General structuring of financing
Choice of law
What territory’s law typically governs the transaction agreements? Will courts in your jurisdiction recognise a choice of foreign law or a judgment from a foreign jurisdiction?
In terms of a financing transaction in which the financing will be provided in Japan, financing agreements are typically governed by Japanese law. The governing law of collateral agreements is determined based on several factors, such as location of the collateral and governing law of the underlying assets. Japanese law does not have any exclusive jurisdiction over matters in this context other than security created over assets located in Japan or receivables governed by Japanese law, and parties are otherwise free to agree on what governing law should apply.
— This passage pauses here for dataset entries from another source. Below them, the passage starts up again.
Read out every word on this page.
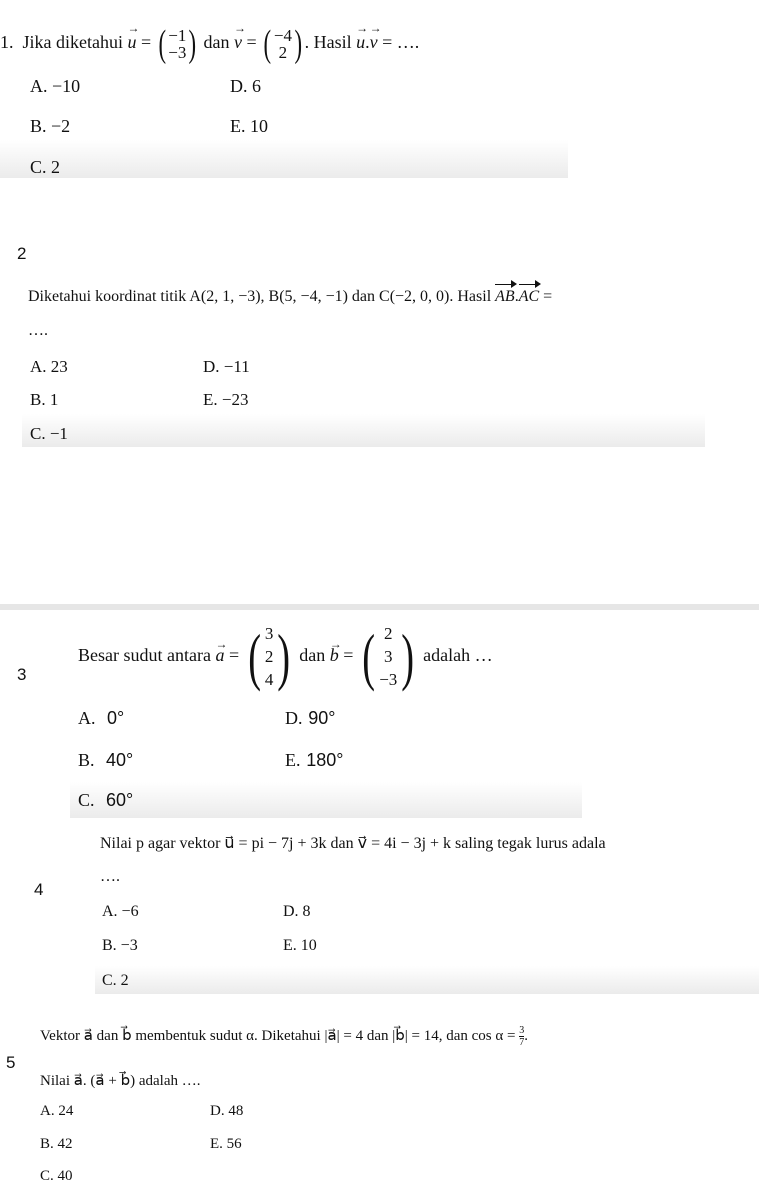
1. Jika diketahui → u = ( −1
−3 ) dan → v = ( −4
2 ) . Hasil → u.→ v = ….
A. −10	D. 6
B. −2	E. 10
C. 2
2
Diketahui koordinat titik A(2, 1, −3), B(5, −4, −1) dan C(−2, 0, 0). Hasil AB.AC =
….
A. 23	D. −11
B. 1	E. −23
C. −1
3
Besar sudut antara → a = ( 3
2
4 ) dan → b = ( 2
3
−3 ) adalah …
A. 0°	D. 90°
B. 40°	E. 180°
C. 60°
4
Nilai p agar vektor u⃗ = pi − 7j + 3k dan v⃗ = 4i − 3j + k saling tegak lurus adala
….
A. −6	D. 8
B. −3	E. 10
C. 2
5
Vektor a⃗ dan b⃗ membentuk sudut α. Diketahui |a⃗| = 4 dan |b⃗| = 14, dan $\cos \alpha = \frac{3}{7}$ .
Nilai a⃗. (a⃗ + b⃗) adalah ….
A. 24	D. 48
B. 42	E. 56
C. 40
A court will recognise a choice of foreign law to the extent that its application will not violate the Japanese doctrines of public policy or good morals. Notwithstanding the above, regardless of the choice of governing law, certain Japanese laws will have mandatory application with respect to Japanese entities (eg, Japanese insolvency laws and the Foreign Exchange and Foreign Trade Act).
A final, conclusive and unsatisfied judgment of the courts of a foreign jurisdiction would be permitted to be enforced in Japan, provided that the requirements of article 118 of the Code of Civil Procedure are met and, in particular, that:
- no applicable law or treaty denies subject matter jurisdiction to the court that rendered the relevant judgment;
- in the event that the debtor did not appear to defend the relevant suit, action or procedure, the debtor was personally served with a summons commencing the action while within the jurisdiction of the relevant court, under Japanese concepts, or process was served on the debtor in Japan with the assistance of the judicial authorities of Japan;
- recognition of the relevant judgment is not contrary to public policy or good morals as applied in Japan; and
- reciprocity exists at such time as to the recognition by the courts of the foreign jurisdiction of final and conclusive judgments obtained in the courts of Japan.
Restrictions on cross-border acquisitions and lending
Does the legal and regulatory regime in your jurisdiction restrict acquisitions by foreign entities? Are there any restrictions on cross-border lending?
Yes. Inward foreign direct investment is restricted in many jurisdictions and Japan is no exception. First, for reasons of national security and public safety, certain maximum foreign ownership restrictions may apply to foreign investments exceeding certain thresholds (broadly speaking, up to one-third or one-fifth ownership interest in the relevant company) in limited industry sectors (eg, telecommunications, airlines and broadcasting).
As well as the industry-specific regulations, the regulations under the Foreign Exchange and Foreign Trade Act will broadly apply to investments by a foreign investor in a Japanese company.
Cross-border lending to a Japanese company is restricted. Only banks licensed in Japan (including Japanese branches of foreign banks) or registered money-lending business operators are permitted to arrange or extend loans in Japan as a business.
Types of debt
What are the typical debt components of acquisition financing in your jurisdiction? Does acquisition financing typically include subordinated debt or just senior debt?
While it varies from transaction to transaction, typically between 60 and 70 per cent of the cost of an acquisition takes the form of a long-term senior loan, with the remaining portion being funded by equity. In large transactions, when the senior loan is not sufficient to fully finance the acquisition, mezzanine finance is often used to bridge the gap. Such mezzanine finance is typically provided in the form of a subordinated loan or preferred shares. In addition, a revolving working capital facility is commonly provided by the senior lenders, and sometimes other specific facilities, such as an acquisition facility or capex facility, are also provided as senior debt. In Japan, bonds are not commonly used in acquisition finance transactions.
Are there rules requiring certainty of financing for acquisitions of public companies? Have ‘certain funds’ provisions become market practice in other transactions where not required?
In Japan, there is no requirement for ‘certain funds’ in acquisition finance transactions relating to public companies. However, a bidder is required to demonstrate that it has sufficient funds to settle the takeover bid (TOB). This disclosure document is required to be attached to the TOB registration. Where the TOB is financed by debt, the financial institutions providing the loan will provide a certificate of funds, which will include a description of any conditions attaching to their obligation to lend. This is so that existing shareholders can understand the conditionality of any such financing.
Notwithstanding the above, ‘certain funds’ provisions are becoming more common in Japan, not only in connection with the acquisition of public companies, but also for the acquisition of private companies. This is especially true for cross-border transactions documented in English.
Restrictions on use of proceeds
Are there any restrictions on the borrower’s use of proceeds from loans or debt securities?
In Japan, there are no legislative restrictions on the borrower’s use of proceeds from loans or debt securities.
What kind of indemnities would customarily be provided by the borrower to lenders in connection with a financing?
Borrowers in Japanese acquisition finance transactions are typically expected to indemnify the lenders against any losses incurred in connection with a breach of:
- representations and warranties;
- undertakings or other events of default;
- break costs;
- increased costs;
- taxes; or
- any required currency conversions.